小さな筐体にM6とM5 Pro、新型Mac miniが9月22日発売

Appleは2026年8月25日、M6またはM5 Proを搭載する新型「Mac mini」を発表した。同日からApple Storeなどで予約注文を受け付けており、9月22日に販売を開始する。

価格はM6搭載モデルが149,800円(税込)から、M5 Pro搭載モデルが299,800円(税込)から。学生・教職員向けストアでは、それぞれ132,800円(税込)から、281,800円(税込)からとなる。詳しい構成と技術仕様はMac mini公式ページで確認できる。

新モデルの概要は、以下の映像でも確認可能だ。

M6モデルは12コアCPU・GPUを搭載、ゲーム性能も最大2倍に

M6搭載モデルは、12コアCPUと12コアGPU、デュアル16コアNeural Engineを採用。標準のユニファイドメモリは16GBで、最大32GBに変更できる。メモリ帯域幅は最大170GB/sだ。

Appleの測定では、M4搭載Mac miniと比較してAIパフォーマンスが最大4倍、グラフィックスが最大2倍、CPUパフォーマンスが40%高速になったという。ストレージ性能も最大2倍に向上したとしている。

ゲーム分野では、『サイバーパンク2077 アルティメットエディション』でレイトレーシングを有効にした場合、M4搭載モデルと比べて最大2倍のパフォーマンスを記録。比較値はAppleが2026年7月に実施したテストに基づくもので、構成や使用条件によって実際の性能は異なる。

M5 Proモデルはゲーム開発やVFXまで視野に

より負荷の高い作業を想定したM5 Pro搭載モデルは、最大18コアCPU、最大20コアGPU、最大64GBのユニファイドメモリに対応する。メモリ帯域幅は307GB/s。GPUには強化されたシェーダコアと第3世代のレイトレーシング機能が搭載され、ゲーム開発、3Dデザイン、VFX、ビデオ編集などを主な用途に据えている。

Appleによる旧モデルとの比較では、LM StudioのLLMプロンプト処理がM4 Pro搭載Mac mini比で最大4倍、Blenderのレイトレーシングレンダリングが最大1.4倍、Affinityの画像処理が最大1.5倍高速とされている。M2 Pro搭載モデルとの比較結果も公表されているため、買い替えを検討する際は公式の性能情報でテスト条件まで確認したい。

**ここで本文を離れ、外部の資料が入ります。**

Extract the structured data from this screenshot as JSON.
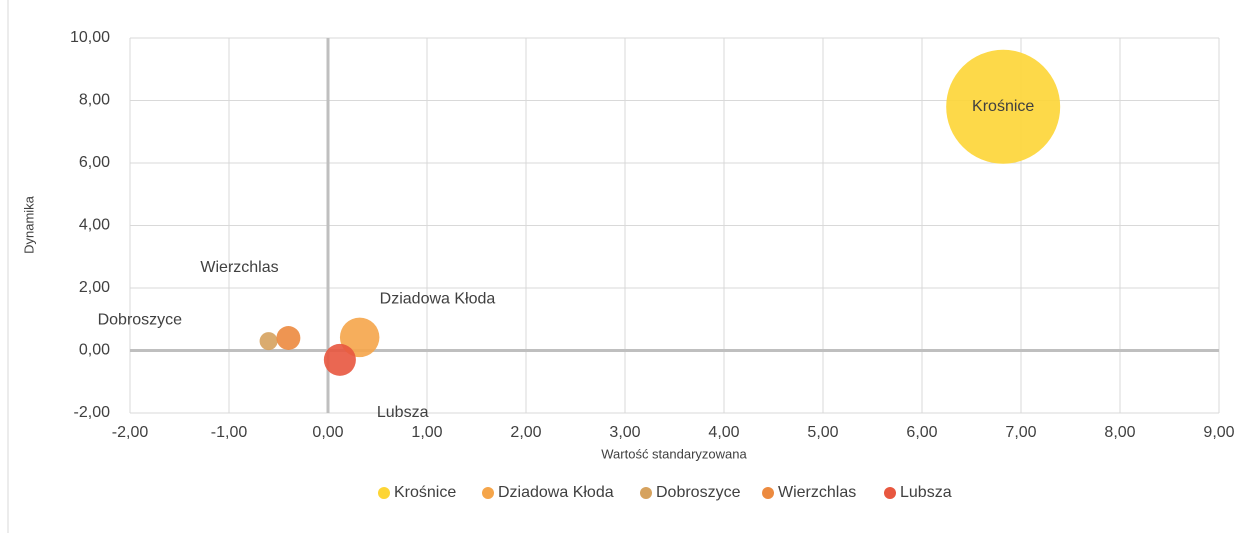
{
  "chart_data": {
    "type": "bubble",
    "xlabel": "Wartość standaryzowana",
    "ylabel": "Dynamika",
    "xlim": [
      -2,
      9
    ],
    "xticks": [
      {
        "value": -2,
        "label": "-2,00"
      },
      {
        "value": -1,
        "label": "-1,00"
      },
      {
        "value": 0,
        "label": "0,00"
      },
      {
        "value": 1,
        "label": "1,00"
      },
      {
        "value": 2,
        "label": "2,00"
      },
      {
        "value": 3,
        "label": "3,00"
      },
      {
        "value": 4,
        "label": "4,00"
      },
      {
        "value": 5,
        "label": "5,00"
      },
      {
        "value": 6,
        "label": "6,00"
      },
      {
        "value": 7,
        "label": "7,00"
      },
      {
        "value": 8,
        "label": "8,00"
      },
      {
        "value": 9,
        "label": "9,00"
      }
    ],
    "ylim": [
      -2,
      10
    ],
    "yticks": [
      {
        "value": -2,
        "label": "-2,00"
      },
      {
        "value": 0,
        "label": "0,00"
      },
      {
        "value": 2,
        "label": "2,00"
      },
      {
        "value": 4,
        "label": "4,00"
      },
      {
        "value": 6,
        "label": "6,00"
      },
      {
        "value": 8,
        "label": "8,00"
      },
      {
        "value": 10,
        "label": "10,00"
      }
    ],
    "grid": true,
    "legend": "bottom",
    "series": [
      {
        "name": "Krośnice",
        "color": "#fdd535",
        "x": [
          6.82
        ],
        "values": [
          7.8
        ],
        "sizes": [
          100
        ]
      },
      {
        "name": "Dziadowa Kłoda",
        "color": "#f5a54a",
        "x": [
          0.32
        ],
        "values": [
          0.42
        ],
        "sizes": [
          12
        ]
      },
      {
        "name": "Dobroszyce",
        "color": "#d6a25e",
        "x": [
          -0.6
        ],
        "values": [
          0.3
        ],
        "sizes": [
          2.5
        ]
      },
      {
        "name": "Wierzchlas",
        "color": "#ec8a3f",
        "x": [
          -0.4
        ],
        "values": [
          0.4
        ],
        "sizes": [
          4.4
        ]
      },
      {
        "name": "Lubsza",
        "color": "#e8573f",
        "x": [
          0.12
        ],
        "values": [
          -0.3
        ],
        "sizes": [
          7.9
        ]
      }
    ]
  }
}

Wi-Fi 7と2.5Gb Ethernetに対応、モデルごとにThunderboltが異なる

両モデルはWi-Fi 7、Bluetooth 6、2.5Gb Ethernetを標準搭載し、10Gb Ethernetへ変更可能。前面にはUSB 3対応のUSB-Cポート2基と、ハイインピーダンスヘッドフォン対応の端子を備える。

背面の構成はモデルによって異なり、M6搭載モデルにはThunderbolt 4ポートを3基、M5 Pro搭載モデルにはThunderbolt 5ポートを3基搭載。どちらにもHDMIとEthernet端子が用意される。USB-C経由のGenlockにも新たに対応し、ディスプレイと対応カメラの同期に利用できる。

Studio DisplayやStudio Display XDR、Magicアクセサリ、カスタマイズ構成についてはMac公式サイトに案内が掲載されている。

macOS 27とApple Intelligenceの提供条件も確認を

新型Mac miniは、2026年秋に無料アップデートとして提供予定のmacOS 27 Golden Gateに対応する。パブリックベータ版はApple Beta Software Programでテスト用に提供されている。

macOS 27では、複数のアプリをまたぐ操作などに対応するSiri AIや、Safari、ショートカット、写真などで利用できる次世代のApple Intelligence機能が案内されている。

Apple Intelligenceは対応言語に設定した対応デバイスで今秋から利用可能となる予定で、日本語も対象。一方、Siri AIは英語に設定した対応デバイス向けに、年内にベータ版として提供予定だ。地域や言語によって利用できない機能もあるため、対応条件はApple Intelligence公式ページで確認しておきたい。

購入前に価格だけでなく構成とサポートも確認

新型Mac miniは、本体全体の50%に再生素材を使用。筐体には100%再生アルミニウム、すべてのマグネットには100%再生希土類元素を採用している。割合は製品総質量を基準としており、パッケージや同梱アクセサリは含まれない。

購入時には、現在使用しているコンピュータの下取り額をApple Trade Inで確認できる。保証を追加する場合は、過失や事故による損傷、バッテリー交換、優先サポートなどを含むAppleCare+も選択可能だ。

Appleから直接購入した場合はオンラインのパーソナルセットアップを利用できるほか、Apple Storeでは「Today at Apple」セッションも提供される。ゲームを中心に使う場合も、価格だけでなく、必要なメモリ容量、ストレージ、Ethernet、Thunderboltの世代まで照らし合わせて選びたい。